According to Ross, that legislation would be developed through the California Producer Review Board and would require approval in a separate producer referendum. CDFA’s goal is that all of this should happen prior to a producer referendum on the California FMMO.
In comments to USDA, WUD’s AcMoody urged delay of the California FMMO producer referendum until CDFA provides details on how it will separately manage the quota program. The California Producer-Handlers Association (CPHA) agreed, seeking an extension on any USDA comment period until CDFA provide final details.
Three Producer Review Board meetings have been scheduled: May 30, June 15 and June 29, all in Modesto, California.
Previously, Ross named members of the Producer Review Board charged with creating the stand-alone quota program. Newly appointed members are: Chuck Ahlem, Jarrid Bordessa, Arie De Jong, Ted DeGroot, Fred Douma, Joey Fernandes, Scott Magneson, John Moons and Mike Gallo. They join current board members: Wes Bylsma, Craig Gordon, Rodney Kamper, Ron Koetsier, George te Velde and Case Van Steyn.
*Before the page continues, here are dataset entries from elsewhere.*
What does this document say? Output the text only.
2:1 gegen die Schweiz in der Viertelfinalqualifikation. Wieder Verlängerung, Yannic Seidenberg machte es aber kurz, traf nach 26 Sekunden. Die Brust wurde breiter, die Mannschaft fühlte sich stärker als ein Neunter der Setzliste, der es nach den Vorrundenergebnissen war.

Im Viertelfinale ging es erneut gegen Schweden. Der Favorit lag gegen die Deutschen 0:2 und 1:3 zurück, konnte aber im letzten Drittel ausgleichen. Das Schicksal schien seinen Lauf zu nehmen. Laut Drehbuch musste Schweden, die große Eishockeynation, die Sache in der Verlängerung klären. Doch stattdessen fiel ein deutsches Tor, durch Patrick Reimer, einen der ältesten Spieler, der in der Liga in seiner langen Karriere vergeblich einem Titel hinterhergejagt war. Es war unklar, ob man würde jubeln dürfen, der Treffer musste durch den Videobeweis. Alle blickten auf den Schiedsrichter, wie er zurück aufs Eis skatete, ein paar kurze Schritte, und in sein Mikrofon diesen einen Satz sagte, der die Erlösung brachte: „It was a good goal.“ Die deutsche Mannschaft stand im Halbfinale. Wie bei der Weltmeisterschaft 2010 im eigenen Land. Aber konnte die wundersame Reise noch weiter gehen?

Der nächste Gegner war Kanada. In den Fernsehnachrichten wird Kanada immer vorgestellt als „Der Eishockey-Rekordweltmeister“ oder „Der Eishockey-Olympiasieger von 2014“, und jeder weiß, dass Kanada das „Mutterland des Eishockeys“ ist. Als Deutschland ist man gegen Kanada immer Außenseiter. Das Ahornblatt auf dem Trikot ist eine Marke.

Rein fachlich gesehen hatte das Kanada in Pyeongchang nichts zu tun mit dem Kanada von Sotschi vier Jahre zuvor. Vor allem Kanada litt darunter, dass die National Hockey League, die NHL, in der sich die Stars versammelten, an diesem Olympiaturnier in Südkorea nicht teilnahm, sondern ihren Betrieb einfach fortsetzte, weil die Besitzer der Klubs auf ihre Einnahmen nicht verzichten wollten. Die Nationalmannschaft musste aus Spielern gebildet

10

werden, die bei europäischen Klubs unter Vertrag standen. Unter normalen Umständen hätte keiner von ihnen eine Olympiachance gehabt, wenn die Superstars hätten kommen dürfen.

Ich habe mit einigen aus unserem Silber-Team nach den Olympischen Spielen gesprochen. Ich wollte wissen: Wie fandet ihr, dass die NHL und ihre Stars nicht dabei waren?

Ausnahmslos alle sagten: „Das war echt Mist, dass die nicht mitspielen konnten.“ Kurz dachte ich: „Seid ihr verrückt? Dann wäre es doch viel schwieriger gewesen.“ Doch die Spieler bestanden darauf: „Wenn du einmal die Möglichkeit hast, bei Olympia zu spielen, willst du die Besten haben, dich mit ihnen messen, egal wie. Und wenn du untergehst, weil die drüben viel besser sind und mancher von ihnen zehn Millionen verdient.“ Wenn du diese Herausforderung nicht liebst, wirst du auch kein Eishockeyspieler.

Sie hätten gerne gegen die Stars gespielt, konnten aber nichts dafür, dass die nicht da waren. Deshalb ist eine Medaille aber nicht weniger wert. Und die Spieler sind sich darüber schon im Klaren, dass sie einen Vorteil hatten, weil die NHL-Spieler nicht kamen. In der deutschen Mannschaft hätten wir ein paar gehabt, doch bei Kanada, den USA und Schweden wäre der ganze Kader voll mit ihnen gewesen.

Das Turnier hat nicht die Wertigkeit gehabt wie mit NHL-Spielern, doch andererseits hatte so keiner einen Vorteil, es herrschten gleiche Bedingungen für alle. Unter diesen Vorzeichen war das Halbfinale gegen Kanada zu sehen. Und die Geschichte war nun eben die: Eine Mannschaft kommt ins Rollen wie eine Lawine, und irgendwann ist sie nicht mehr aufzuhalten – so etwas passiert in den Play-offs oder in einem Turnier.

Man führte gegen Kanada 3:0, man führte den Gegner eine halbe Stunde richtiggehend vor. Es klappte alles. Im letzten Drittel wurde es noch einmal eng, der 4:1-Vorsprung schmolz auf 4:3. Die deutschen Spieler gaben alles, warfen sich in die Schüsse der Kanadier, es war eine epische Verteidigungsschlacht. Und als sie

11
Appointed as alternate members were Arlin Van Groningen and Tony Nunes III.
What’s next?
The next USDA deadline is June 20, when a comment period regarding the California FMMO ballot and voting procedures ends.
Following a review of comments on its recommended decision, USDA will publish a “final decision” and, if USDA continues to recommend a California FMMO, will conduct a referendum among affected Californian dairy producers.
According to USDA estimates, about 1,443 producers are eligible to vote, either through individual or bloc voting. Two-thirds of California dairy producers, or those producing two-thirds of the state’s milk, must approve the FMMO for it to be implemented.